Tribünlerde kontrolün sağlanması ve holiganlığın önlenmesi gerektiğini düşünen Sarıdağ, “Tribün kültürü, insanlara zarar veriyorsa o bir kültür olmaktan çıkar. Falanca takıma destek veriyorum demek yerine sağlıklı bir taraftarım demek daha doğru. ‘Ölmeye ölmeye geldik’ diye başlayan bir tezahüratı mantıklı bulmamız pek de doğru olmaz. Sahaya giren, sahaya yabancı madde atan, rakip takımın taraftarına şiddet uygulayan, çocukların ve ailelerin statlara gitme isteğinden soğumasına neden olan grupların kendilerini ultra diye nitelendirmeleri çok doğru değil. Kendini kontrol edemezsen holigan olursun” ifadelerini kullandı.
“Taraftarların iyilik yapma çabası bizi mutlu ediyor”
Dünya tribünlerine de değinen Sarıdağ, “Maç sırasında oyunu takip etme, gereken yerlerde tepki gösterme ve oyuna değer katma açısından en iyi tribünler İngiltere’de. Zaten orası gezegenin en çok izlenen ligi. Yetenek olarak söylemiyorum. Pazarlama, sunum, kalite, keyif alma hepsi var. Futbol insan olsa İngiliz olurdu. Genel olarak baktığımızda bütün taraftar gruplarının içerisinde iyilik yapmaya çalışan çok insan var. İşin bu tarafı yani taraftarların iyilik yapma çabası bizi mutlu ediyor. Tribünler şiddetin yerine bu yönlerini ön plana çıkarmalı” dedi.

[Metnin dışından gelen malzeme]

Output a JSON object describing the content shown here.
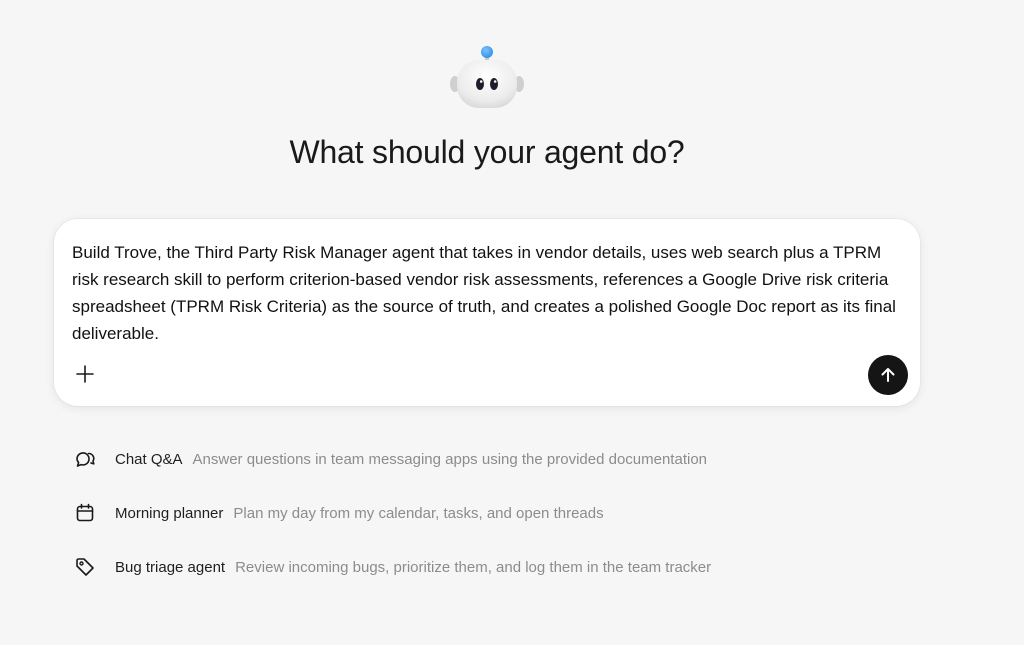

Dünyada siyasal, ekonomik ve sosyolojik boyutta birçok dönüşüme neden olan futbol, taraftarlık kültürleriyle de dünyayı değiştirmeye devam ediyor. Küfre, holiganlığa, şiddete, ayrımcılığa karşı olan ultra kültürüne sahip taraftarlar, ultra isminden de anlaşılacağı üzere takımlarına aşırı bağlılık gösteriyorlar. Bu kültür ile hayatın dinamiği yeşil sahalara ve tribünlere yansıyor. Ultra kültürünün yaşaması futbolun sportmen, yardımsever ve barışçıl yönünün görünmesi için önem arz ediyor. Futbolun efsane ismi Süleyman Seba’nın da dediği gibi: “Futbol sadece şampiyonluklara sevinmek değildir. Bunu belli değerlere sahip çıkarak yaşamaktır.”